Mr. Speaker, I want to thank my colleague from Ottawa—Vanier for his remarks. I particularly appreciate his tone and personal remarks. I have known the member quite well over the last few years working on the Canada-Africa Parliamentary Association. I have the greatest respect for him and for his love and commitment to this country, but we disagree on some areas of how we should approach that.
I have always had a great deal of difficulty especially with the Liberals in defending the unnecessary Senate by virtue of the good work, the good reports and the good deeds it does. My thinking on that has always been, that is great, and there are some wonderful people there, but if we need them to do good deed work, we can create a committee, commission, or task force so they can do that work. The issue is that they ought not be allowed to have a say in what the laws of the country are because they do not have the legitimacy to do it, so I do not buy that argument.
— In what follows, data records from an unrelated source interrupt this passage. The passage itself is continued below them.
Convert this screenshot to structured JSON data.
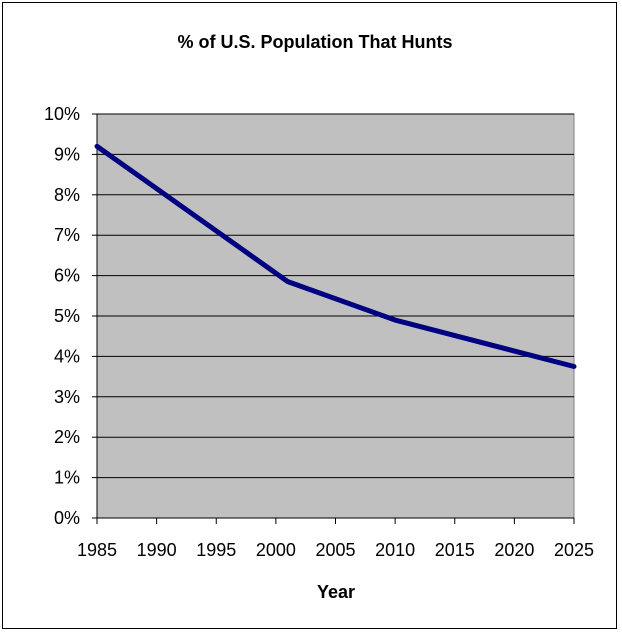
{
  "chart_data": {
    "type": "line",
    "title": "% of U.S. Population That Hunts",
    "xlabel": "Year",
    "ylabel": "",
    "x_ticks": [
      "1985",
      "1990",
      "1995",
      "2000",
      "2005",
      "2010",
      "2015",
      "2020",
      "2025"
    ],
    "y_ticks": [
      "0%",
      "1%",
      "2%",
      "3%",
      "4%",
      "5%",
      "6%",
      "7%",
      "8%",
      "9%",
      "10%"
    ],
    "xlim": [
      1985,
      2025
    ],
    "ylim": [
      0,
      10
    ],
    "grid": true,
    "legend": "none",
    "series": [
      {
        "x": [
          1985,
          2001,
          2010,
          2025
        ],
        "y": [
          9.2,
          5.85,
          4.9,
          3.75
        ]
      }
    ],
    "colors": {
      "plot_background": "#c0c0c0",
      "line": "#000080",
      "grid": "#000000"
    }
  }
}
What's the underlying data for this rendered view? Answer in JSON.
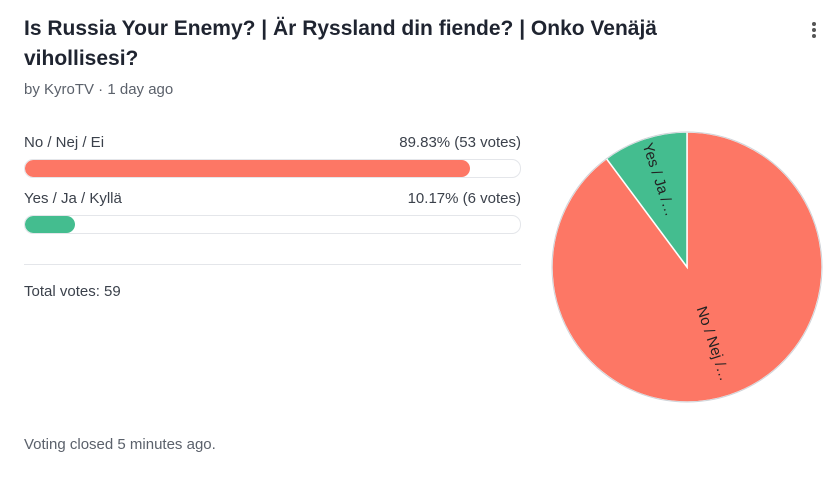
{
  "poll": {
    "title": "Is Russia Your Enemy? | Är Ryssland din fiende? | Onko Venäjä vihollisesi?",
    "byline": "by KyroTV · 1 day ago",
    "options": [
      {
        "label": "No / Nej / Ei",
        "value": 89.83,
        "value_label": "89.83% (53 votes)",
        "pie_label": "No / Nej /…",
        "color": "#fd7765"
      },
      {
        "label": "Yes / Ja / Kyllä",
        "value": 10.17,
        "value_label": "10.17% (6 votes)",
        "pie_label": "Yes / Ja /…",
        "color": "#44bd8f"
      }
    ],
    "total": "Total votes: 59",
    "footer": "Voting closed 5 minutes ago."
  }
}
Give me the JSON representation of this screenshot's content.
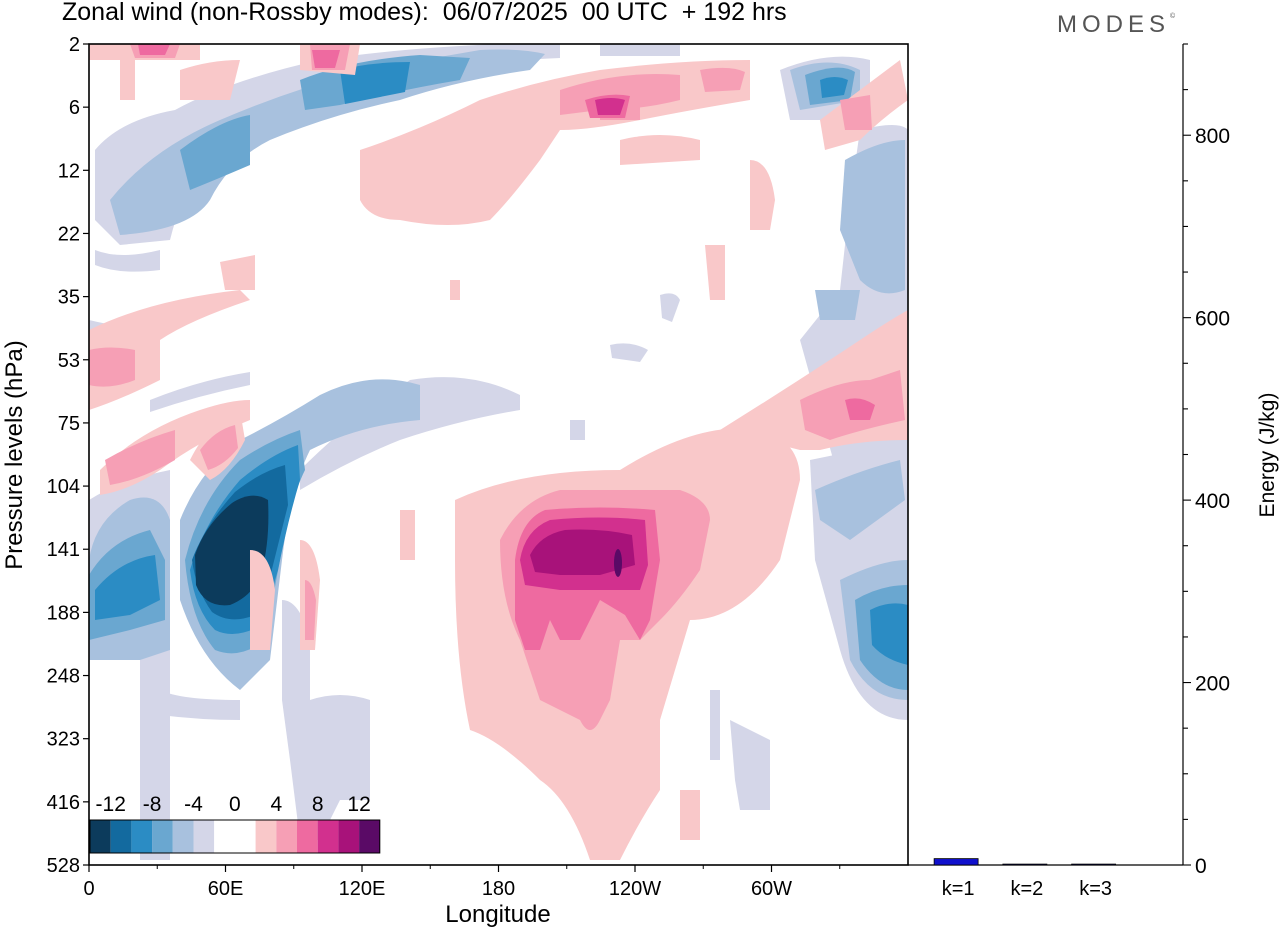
{
  "header": {
    "title": "Zonal wind (non-Rossby modes):  06/07/2025  00 UTC  + 192 hrs",
    "logo": "MODES",
    "logo_mark": "©"
  },
  "chart_data": [
    {
      "type": "heatmap",
      "title": "Zonal wind (non-Rossby modes):  06/07/2025  00 UTC  + 192 hrs",
      "xlabel": "Longitude",
      "ylabel": "Pressure levels (hPa)",
      "x_ticks": [
        "0",
        "60E",
        "120E",
        "180",
        "120W",
        "60W"
      ],
      "x_tick_degrees": [
        0,
        60,
        120,
        180,
        240,
        300
      ],
      "xlim": [
        0,
        360
      ],
      "y_levels": [
        "2",
        "6",
        "12",
        "22",
        "35",
        "53",
        "75",
        "104",
        "141",
        "188",
        "248",
        "323",
        "416",
        "528"
      ],
      "legend": {
        "labels": [
          "-12",
          "-8",
          "-4",
          "0",
          "4",
          "8",
          "12"
        ],
        "colors": [
          "#0c3b5c",
          "#136a9f",
          "#2b8cc4",
          "#6aa7d0",
          "#a8c1de",
          "#d4d6e8",
          "#ffffff",
          "#ffffff",
          "#f9c8c9",
          "#f69fb5",
          "#ee6aa0",
          "#d2308e",
          "#a8127a",
          "#5a0a66"
        ],
        "placement": "bottom-left"
      },
      "features": [
        {
          "description": "strong easterly core (<-12)",
          "lon": [
            22,
            40
          ],
          "level": [
            "104",
            "188"
          ]
        },
        {
          "description": "westerly core (>8)",
          "lon": [
            190,
            240
          ],
          "level": [
            "104",
            "188"
          ]
        },
        {
          "description": "easterly band",
          "lon": [
            40,
            110
          ],
          "level": [
            "2",
            "12"
          ]
        }
      ]
    },
    {
      "type": "bar",
      "categories": [
        "k=1",
        "k=2",
        "k=3"
      ],
      "values": [
        7,
        1,
        1
      ],
      "ylabel": "Energy (J/kg)",
      "ylim": [
        0,
        900
      ],
      "y_ticks": [
        0,
        200,
        400,
        600,
        800
      ],
      "bar_color": "#1010cc"
    }
  ]
}
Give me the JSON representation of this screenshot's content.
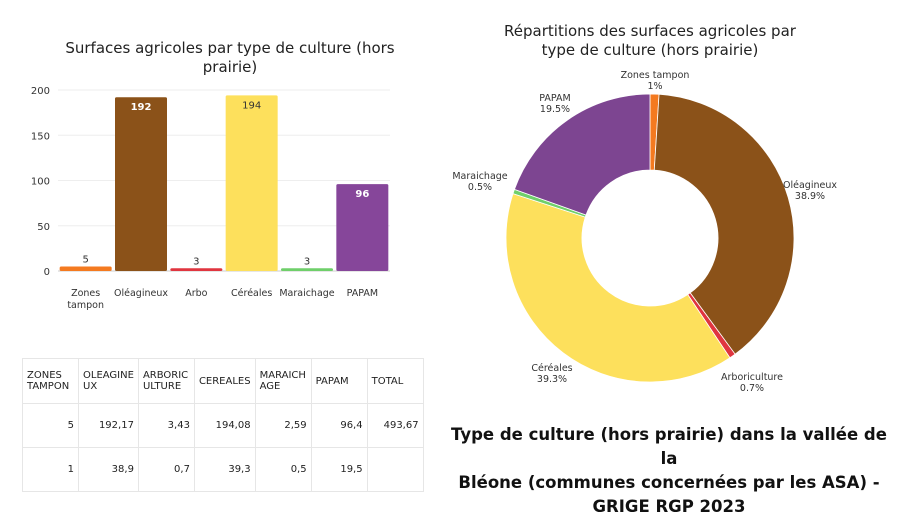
{
  "chart_data": [
    {
      "type": "bar",
      "title": "Surfaces agricoles par type de culture (hors prairie)",
      "categories": [
        "Zones tampon",
        "Oléagineux",
        "Arbo",
        "Céréales",
        "Maraichage",
        "PAPAM"
      ],
      "values": [
        5,
        192,
        3,
        194,
        3,
        96
      ],
      "colors": [
        "#f47a20",
        "#8b5219",
        "#e0353f",
        "#fde05c",
        "#6fcf6a",
        "#86469a"
      ],
      "ylim": [
        0,
        200
      ],
      "yticks": [
        "0",
        "50",
        "100",
        "150",
        "200"
      ],
      "grid": true,
      "legend": "none"
    },
    {
      "type": "pie",
      "title": "Répartitions des surfaces agricoles par type de culture (hors prairie)",
      "donut": true,
      "slices": [
        {
          "label": "Zones tampon",
          "value": 1,
          "pct": "1%",
          "color": "#f47a20"
        },
        {
          "label": "Oléagineux",
          "value": 38.9,
          "pct": "38.9%",
          "color": "#8b5219"
        },
        {
          "label": "Arboriculture",
          "value": 0.7,
          "pct": "0.7%",
          "color": "#e0353f"
        },
        {
          "label": "Céréales",
          "value": 39.3,
          "pct": "39.3%",
          "color": "#fde05c"
        },
        {
          "label": "Maraichage",
          "value": 0.5,
          "pct": "0.5%",
          "color": "#6fcf6a"
        },
        {
          "label": "PAPAM",
          "value": 19.5,
          "pct": "19.5%",
          "color": "#7d4591"
        }
      ]
    }
  ],
  "table": {
    "headers": [
      [
        "ZONES",
        "TAMPON"
      ],
      [
        "OLEAGINE",
        "UX"
      ],
      [
        "ARBORIC",
        "ULTURE"
      ],
      [
        "CEREALES"
      ],
      [
        "MARAICH",
        "AGE"
      ],
      [
        "PAPAM"
      ],
      [
        "TOTAL"
      ]
    ],
    "rows": [
      [
        "5",
        "192,17",
        "3,43",
        "194,08",
        "2,59",
        "96,4",
        "493,67"
      ],
      [
        "1",
        "38,9",
        "0,7",
        "39,3",
        "0,5",
        "19,5",
        ""
      ]
    ]
  },
  "caption": "Type de culture (hors prairie) dans la vallée de la Bléone (communes concernées par les ASA) - GRIGE RGP 2023",
  "caption_lines": [
    "Type de culture (hors prairie) dans la vallée de la",
    "Bléone (communes concernées par les ASA) -",
    "GRIGE RGP 2023"
  ],
  "text": {
    "bar_title_lines": [
      "Surfaces agricoles par type de culture (hors",
      "prairie)"
    ],
    "pie_title_lines": [
      "Répartitions des surfaces agricoles par",
      "type de culture (hors prairie)"
    ],
    "bar_cat_lines": [
      [
        "Zones",
        "tampon"
      ],
      [
        "Oléagineux"
      ],
      [
        "Arbo"
      ],
      [
        "Céréales"
      ],
      [
        "Maraichage"
      ],
      [
        "PAPAM"
      ]
    ],
    "pie_label_lines": [
      [
        "Zones tampon",
        "1%"
      ],
      [
        "Oléagineux",
        "38.9%"
      ],
      [
        "Arboriculture",
        "0.7%"
      ],
      [
        "Céréales",
        "39.3%"
      ],
      [
        "Maraichage",
        "0.5%"
      ],
      [
        "PAPAM",
        "19.5%"
      ]
    ]
  }
}
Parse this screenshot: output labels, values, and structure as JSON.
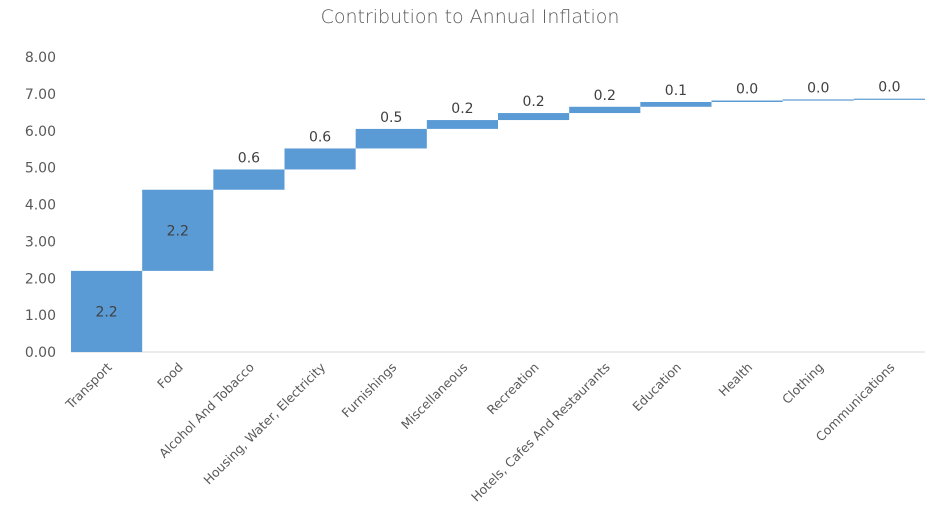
{
  "chart_data": {
    "type": "bar",
    "subtype": "waterfall",
    "title": "Contribution to Annual Inflation",
    "xlabel": "",
    "ylabel": "",
    "ylim": [
      0,
      8
    ],
    "y_ticks": [
      "0.00",
      "1.00",
      "2.00",
      "3.00",
      "4.00",
      "5.00",
      "6.00",
      "7.00",
      "8.00"
    ],
    "grid": false,
    "legend": "none",
    "categories": [
      "Transport",
      "Food",
      "Alcohol And Tobacco",
      "Housing, Water, Electricity",
      "Furnishings",
      "Miscellaneous",
      "Recreation",
      "Hotels, Cafes And Restaurants",
      "Education",
      "Health",
      "Clothing",
      "Communications"
    ],
    "values": [
      2.2,
      2.2,
      0.55,
      0.57,
      0.53,
      0.24,
      0.19,
      0.17,
      0.13,
      0.04,
      0.03,
      0.02
    ],
    "data_labels": [
      "2.2",
      "2.2",
      "0.6",
      "0.6",
      "0.5",
      "0.2",
      "0.2",
      "0.2",
      "0.1",
      "0.0",
      "0.0",
      "0.0"
    ],
    "bar_color": "#5b9bd5",
    "axis_color": "#d9d9d9"
  }
}
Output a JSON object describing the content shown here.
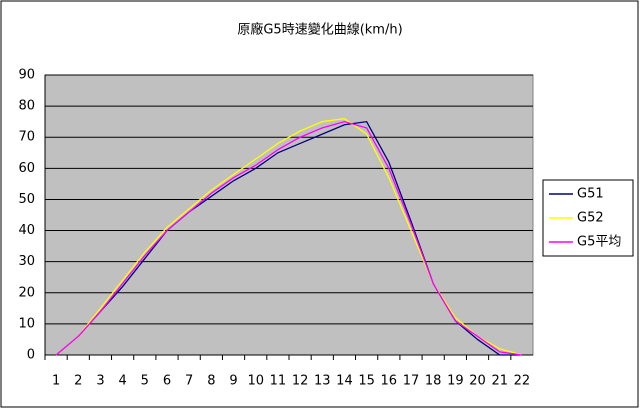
{
  "chart_data": {
    "type": "line",
    "title": "原廠G5時速變化曲線(km/h)",
    "categories": [
      "1",
      "2",
      "3",
      "4",
      "5",
      "6",
      "7",
      "8",
      "9",
      "10",
      "11",
      "12",
      "13",
      "14",
      "15",
      "16",
      "17",
      "18",
      "19",
      "20",
      "21",
      "22"
    ],
    "series": [
      {
        "name": "G51",
        "color": "#000080",
        "values": [
          0,
          6,
          14,
          22,
          31,
          40,
          46,
          51,
          56,
          60,
          65,
          68,
          71,
          74,
          75,
          62,
          43,
          23,
          11,
          5,
          0,
          0
        ]
      },
      {
        "name": "G52",
        "color": "#ffff00",
        "values": [
          0,
          6,
          15,
          24,
          33,
          41,
          47,
          53,
          58,
          63,
          68,
          72,
          75,
          76,
          71,
          57,
          40,
          23,
          12,
          6,
          2,
          0
        ]
      },
      {
        "name": "G5平均",
        "color": "#ff00ff",
        "values": [
          0,
          6,
          14,
          23,
          32,
          40,
          46,
          52,
          57,
          61,
          66,
          70,
          73,
          75,
          73,
          60,
          42,
          23,
          11,
          6,
          1,
          0
        ]
      }
    ],
    "ylim": [
      0,
      90
    ],
    "yticks": [
      0,
      10,
      20,
      30,
      40,
      50,
      60,
      70,
      80,
      90
    ],
    "grid": true,
    "legend": "right"
  }
}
I do want to ask about the notion of the check and balances, a favourite phrase of the Americans in their system. In ours, I do not see any check and balance. The hon. member mentioned one example where the Senate corrected a mistake or found a mistake here in the House. I served on two local councils and in the Ontario legislature and mistakes, unfortunately, are made all the time. However, they did not have a Senate or an overseeing body. They just made the corrections. In Ontario we did six amendments to fix one bill. It took a lot of time, but we were able to do it. We have the tools. There is nothing they do in the Senate that we cannot do here. I would like the member's thoughts on this.